Growth and multifaceted characterisation of phosphonium-based NLO single crystal: An efficient material for device and optical limiting applications

Phosphonium-based nonlinear optical materials (NLO) are gaining attention due to their unique molecular structure, tunable electronic properties, and strong intermolecular interactions, making them promising candidates in photonics and optoelectronics. Recognising the vital importance of these materials, a potential NLO single crystal of Ethyltriphenylphosphonium iodide hydrate (ETPI) was grown using the low-temperature solution method, achieving dimensions of 45 × 10 × 3 mm 3 at ambient temperature for the first time.

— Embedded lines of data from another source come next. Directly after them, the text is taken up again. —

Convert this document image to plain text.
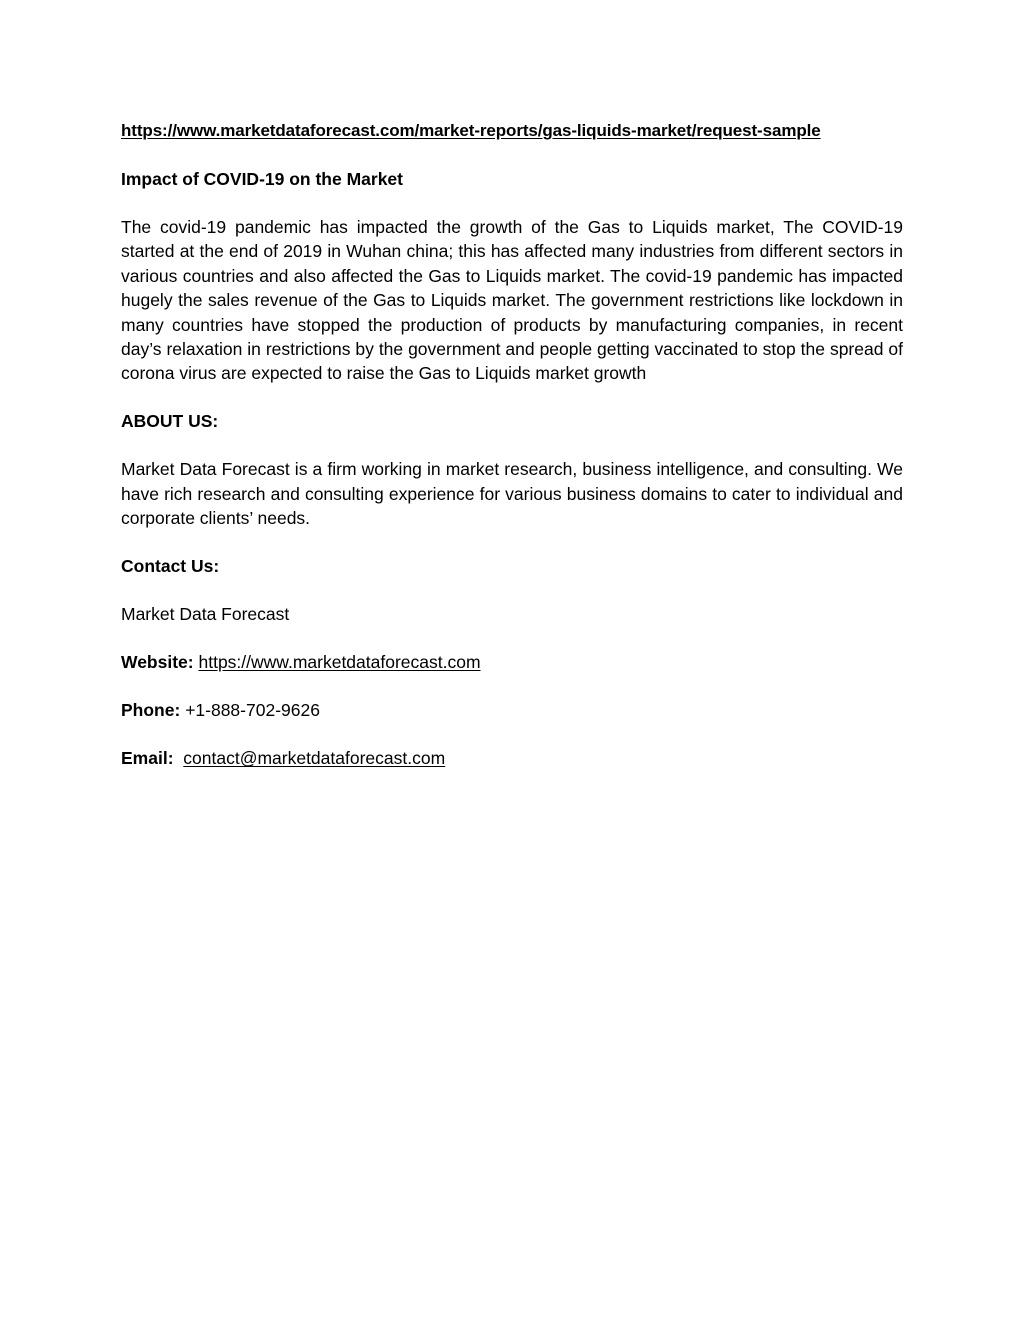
https://www.marketdataforecast.com/market-reports/gas-liquids-market/request-sample
Impact of COVID-19 on the Market
The covid-19 pandemic has impacted the growth of the Gas to Liquids market, The COVID-19 started at the end of 2019 in Wuhan china; this has affected many industries from different sectors in various countries and also affected the Gas to Liquids market. The covid-19 pandemic has impacted hugely the sales revenue of the Gas to Liquids market. The government restrictions like lockdown in many countries have stopped the production of products by manufacturing companies, in recent day’s relaxation in restrictions by the government and people getting vaccinated to stop the spread of corona virus are expected to raise the Gas to Liquids market growth
ABOUT US:
Market Data Forecast is a firm working in market research, business intelligence, and consulting. We have rich research and consulting experience for various business domains to cater to individual and corporate clients’ needs.
Contact Us:
Market Data Forecast
Website: https://www.marketdataforecast.com
Phone: +1-888-702-9626
Email: contact@marketdataforecast.com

The XRD analysis indicates that the crystal belongs to the monoclinic system with a space group of P21/C . The vibrational assignments were confirmed through FT-IR analysis. Optical absorption analysis reveals a cutoff wavelength of 280 nm and an optical bandgap of 4.43 eV. Evaluating Urbach energy and optical constants indicates good optical quality with a low defect concentration. The photoluminescence (PL) spectrum distinctly shows that the material emits a striking violet light, characterised by its specific wavelength range. Surface morphology and elemental compositions were assessed by HR-SEM/EDAX analysis. The laser damage threshold (LDT) power density was 7.5 GW/cm2, indicating its potential for high-power laser applications. The material exhibits negative photoconductivity, as evidenced by the observed photoconductive response. The thermal stability of the material was established through DSC analysis, revealing a melting point of 170°C. The dielectric constant and loss exhibit an exponential decrease with increasing frequency and varying temperature. Theoretical assessments of electronic polarizability were conducted. Third-order NLO properties were determined using the Z-scan approach, including the absorption coefficient (β), saturation intensity (Is), and optical limiting threshold, which were found to be 0.84 × 10-10 m/W, 39 × 1011 W/m2, and 3.41 × 1012 W/m2, respectively. These outcomes highlight the crystal’s suitability for integration into various nonlinear optical and photonic systems.